Preliminary pharmacology, promising properties

Within the genealogy of cannabinoid chemical synthesis, tetrahydrocannabinolic acid, or THCA, acts as the “parent” to tetrahydrocannabinol (THC). THCA, found in raw, unprocessed cannabis, is the precursor to THC. The synthesis process occurs through decarboxylation, where carbon dioxide is released from the compound. This chemical reaction can occur quickly under high heat (over 200 degrees) [1]. Thus, consuming THCA will not produce any psychoactive effects – but, inhaling the smoke from the cannabis plant, will facilitate the synthesis to THC and therefore produce the typical THC “high.”

A few in vivo studies have attempted to elucidate the affinity of THCA toward cannabinoid (CB) 1 and 2 receptors. Although results from these experiments are a bit contradictory, it does appear that THCA binds to, and activates, CB1 receptors [2]. However, additional studies must be conducted to confirm the role of THCA as a CB1 receptor agonist and to determine its distribution in the central nervous system.

Outside of the cannabinoid system, THCA appears to affect phospholipid and prostaglandin metabolism and TRP channel signaling [2]. Thus, THCA may indeed exert its effects on a multitude of systems via endocannabinoid and non-endocannaboid signaling mechanisms throughout the body.

While THC has been very well studied, less is known about its precursor, since smoking is a very popular method of consumption – which degrades the compound.

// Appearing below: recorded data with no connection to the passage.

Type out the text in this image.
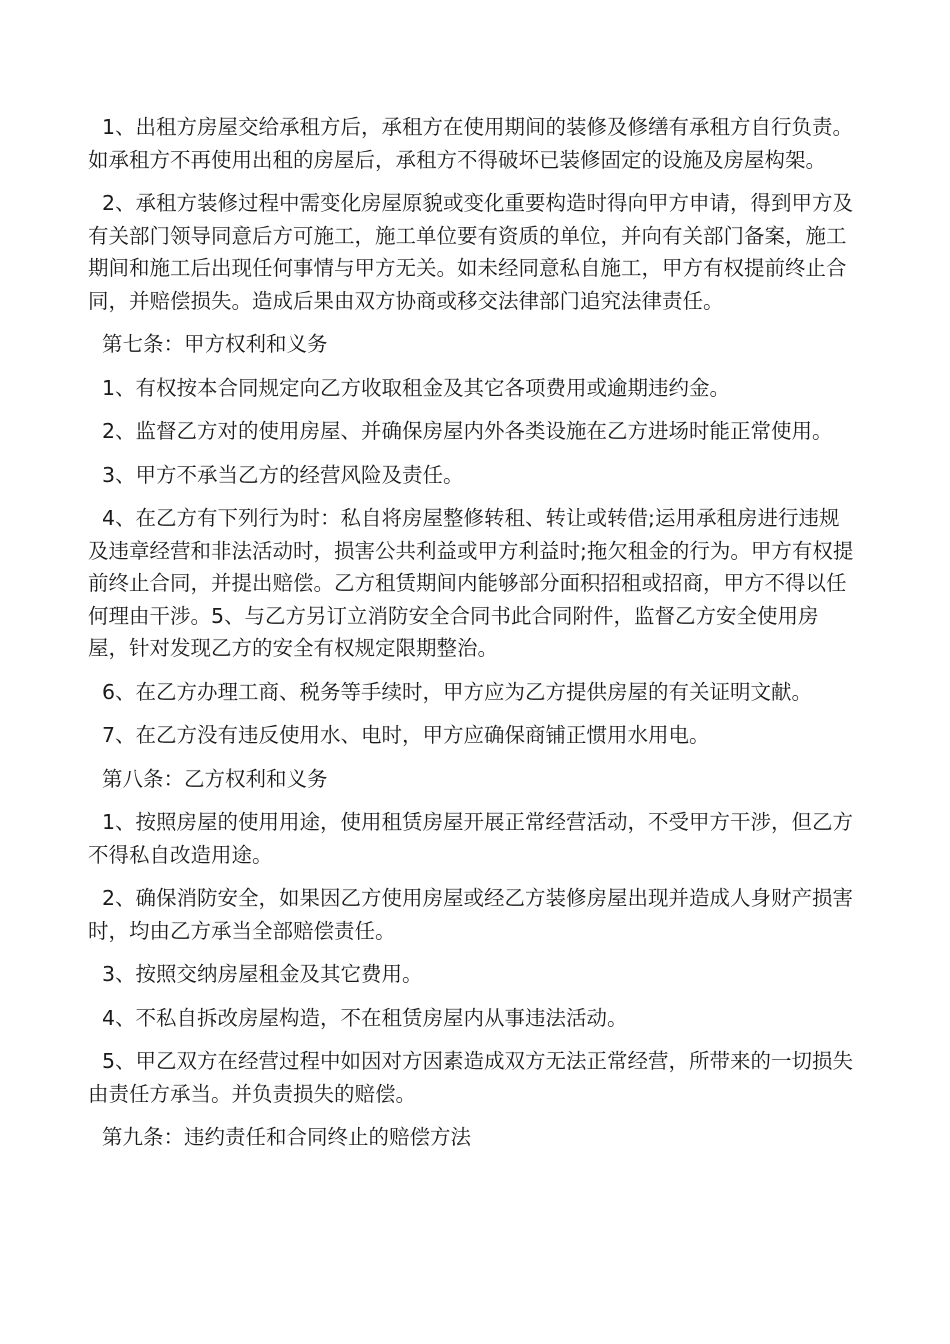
1、出租方房屋交给承租方后，承租方在使用期间的装修及修缮有承租方自行负责。如承租方不再使用出租的房屋后，承租方不得破坏已装修固定的设施及房屋构架。

2、承租方装修过程中需变化房屋原貌或变化重要构造时得向甲方申请，得到甲方及有关部门领导同意后方可施工，施工单位要有资质的单位，并向有关部门备案，施工期间和施工后出现任何事情与甲方无关。如未经同意私自施工，甲方有权提前终止合同，并赔偿损失。造成后果由双方协商或移交法律部门追究法律责任。

第七条：甲方权利和义务

1、有权按本合同规定向乙方收取租金及其它各项费用或逾期违约金。

2、监督乙方对的使用房屋、并确保房屋内外各类设施在乙方进场时能正常使用。

3、甲方不承当乙方的经营风险及责任。

4、在乙方有下列行为时：私自将房屋整修转租、转让或转借;运用承租房进行违规及违章经营和非法活动时，损害公共利益或甲方利益时;拖欠租金的行为。甲方有权提前终止合同，并提出赔偿。乙方租赁期间内能够部分面积招租或招商，甲方不得以任何理由干涉。5、与乙方另订立消防安全合同书此合同附件，监督乙方安全使用房屋，针对发现乙方的安全有权规定限期整治。

6、在乙方办理工商、税务等手续时，甲方应为乙方提供房屋的有关证明文献。

7、在乙方没有违反使用水、电时，甲方应确保商铺正惯用水用电。

第八条：乙方权利和义务

1、按照房屋的使用用途，使用租赁房屋开展正常经营活动，不受甲方干涉，但乙方不得私自改造用途。

2、确保消防安全，如果因乙方使用房屋或经乙方装修房屋出现并造成人身财产损害时，均由乙方承当全部赔偿责任。

3、按照交纳房屋租金及其它费用。

4、不私自拆改房屋构造，不在租赁房屋内从事违法活动。

5、甲乙双方在经营过程中如因对方因素造成双方无法正常经营，所带来的一切损失由责任方承当。并负责损失的赔偿。

第九条：违约责任和合同终止的赔偿方法
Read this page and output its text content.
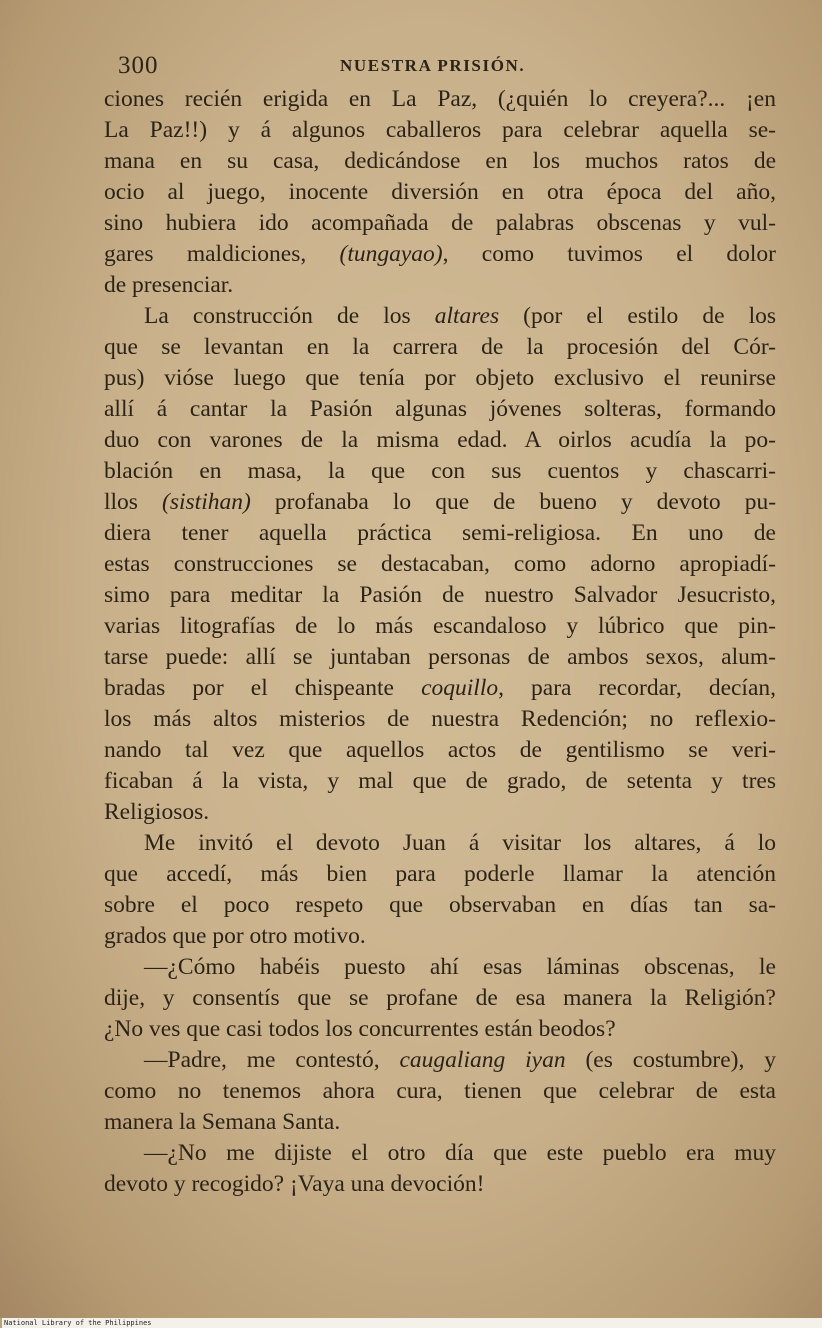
300	NUESTRA PRISIÓN.
ciones recién erigida en La Paz, (¿quién lo creyera?... ¡en
La Paz!!) y á algunos caballeros para celebrar aquella se-
mana en su casa, dedicándose en los muchos ratos de
ocio al juego, inocente diversión en otra época del año,
sino hubiera ido acompañada de palabras obscenas y vul-
gares maldiciones, (tungayao), como tuvimos el dolor
de presenciar.
La construcción de los altares (por el estilo de los
que se levantan en la carrera de la procesión del Cór-
pus) vióse luego que tenía por objeto exclusivo el reunirse
allí á cantar la Pasión algunas jóvenes solteras, formando
duo con varones de la misma edad. A oirlos acudía la po-
blación en masa, la que con sus cuentos y chascarri-
llos (sistihan) profanaba lo que de bueno y devoto pu-
diera tener aquella práctica semi-religiosa. En uno de
estas construcciones se destacaban, como adorno apropiadí-
simo para meditar la Pasión de nuestro Salvador Jesucristo,
varias litografías de lo más escandaloso y lúbrico que pin-
tarse puede: allí se juntaban personas de ambos sexos, alum-
bradas por el chispeante coquillo, para recordar, decían,
los más altos misterios de nuestra Redención; no reflexio-
nando tal vez que aquellos actos de gentilismo se veri-
ficaban á la vista, y mal que de grado, de setenta y tres
Religiosos.
Me invitó el devoto Juan á visitar los altares, á lo
que accedí, más bien para poderle llamar la atención
sobre el poco respeto que observaban en días tan sa-
grados que por otro motivo.
—¿Cómo habéis puesto ahí esas láminas obscenas, le
dije, y consentís que se profane de esa manera la Religión?
¿No ves que casi todos los concurrentes están beodos?
—Padre, me contestó, caugaliang iyan (es costumbre), y
como no tenemos ahora cura, tienen que celebrar de esta
manera la Semana Santa.
—¿No me dijiste el otro día que este pueblo era muy
devoto y recogido? ¡Vaya una devoción!
National Library of the Philippines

However, initial research has indicated that THCA has several potential medicinal properties as an anti-inflammatory, antiemetic, and neuroprotective agent.

Inflammation. A preclinical study showed that THCA reduces inflammation in colon epithelial cells [3]. Although cannabidiol (CBD) also exhibited anti-inflammatory properties, the effect was dose dependent. While preliminary, these results indicate that THCA may be used to treat inflammatory bowel disease.

Antiemetic. A preclinical study evaluated the effects of THCA on nausea-induced behavior. While THCA was successful in reducing nausea, a CB1 antagonist blocked its effects [4]. These results indicate that the antiemetic actions of THCA occur through its action on CB1 receptors and that THCA may be effective in treating nausea.

Neuroprotective. A study using cell lines investigated the affinity of six cannabinoids on PPARγ, a receptor implicated in inflammatory processes and neurodegenerative diseases, such as Huntington’s disease [5]. Researchers found that THCA is a potent PPARγ agonist; additionally, THCA exerted neuroprotective activity through its action on this receptor. Although a Phase II trial of THC/CBD failed to improve symptoms in Huntington’s disease, it is possible that a THCA-only formulation could in fact be beneficial for this condition, as well as other neurological disorders.

Significant challenges exist for further study of THCA. As with all other cannabinoids, THCA remains a Schedule I substance in the US. This designation creates funding barriers between this agent and the researchers who wish to study its pharmacological and systemic properties. Additionally, its low profile (compared to THC) and rapid conversion to THC (under the right conditions) makes it an elusive agent.

Despite these complications, THCA has many favorable characteristics. Like CBD, it is non psychoactive. It also is available in raw cannabis, requiring less processing than other cannabinoids.

Perhaps, in the near future, greater focus will fall on THCA and we will learn more about its pharmacology and wide array of medicinal properties and clinical applications.



  1. Iffland, K., Carus, M., Grotenhermen, F., “Decarboxylation of Tetrahydrocannabinolic acid (THCA) to Active THC”, European Industrial Hemp Association, 2014, pg. 1-3.
  2. Moreno-Sanz, G, “Can You Pass the Acid Test? Critical Review and Novel Therapeutic Perspectives of Δ9-Tetrahydrocannabinolic Acid A”, Cannabis Cannabinoid Res,2016, Volume 1, pg. 124-130.
  3. Nallathambi, R., Mazuz, M., Ion, A., et al., “Anti-Inflammatory Activity in Colon Models Is Derived from Δ9-Tetrahydrocannabinolic Acid That Interacts with Additional Compounds in Cannabis Extracts”, Cannabis Cannabinoid Res, 2017, Volume 2,
    pg. 167-182.
  4. Rock, E.M., Kopstick, R.L., Limebeer, C.L., Parker, L.A., “Tetrahydrocannabinolic Acid Reduces Nausea-induced Conditioned Gaping in Rats and Vomiting in Suncus murinus”, Br J Pharmacol,2013, Volume 170, pg. 641-648.
  5. Nadal, X., Del Río, C., Casano S., et al., “Tetrahydrocannabinolic Acid is a Potent PPARγ Agonist with Neuroprotective Activity”, Br J Pharmacol,2017, Volume 174, pg. 4263-4276.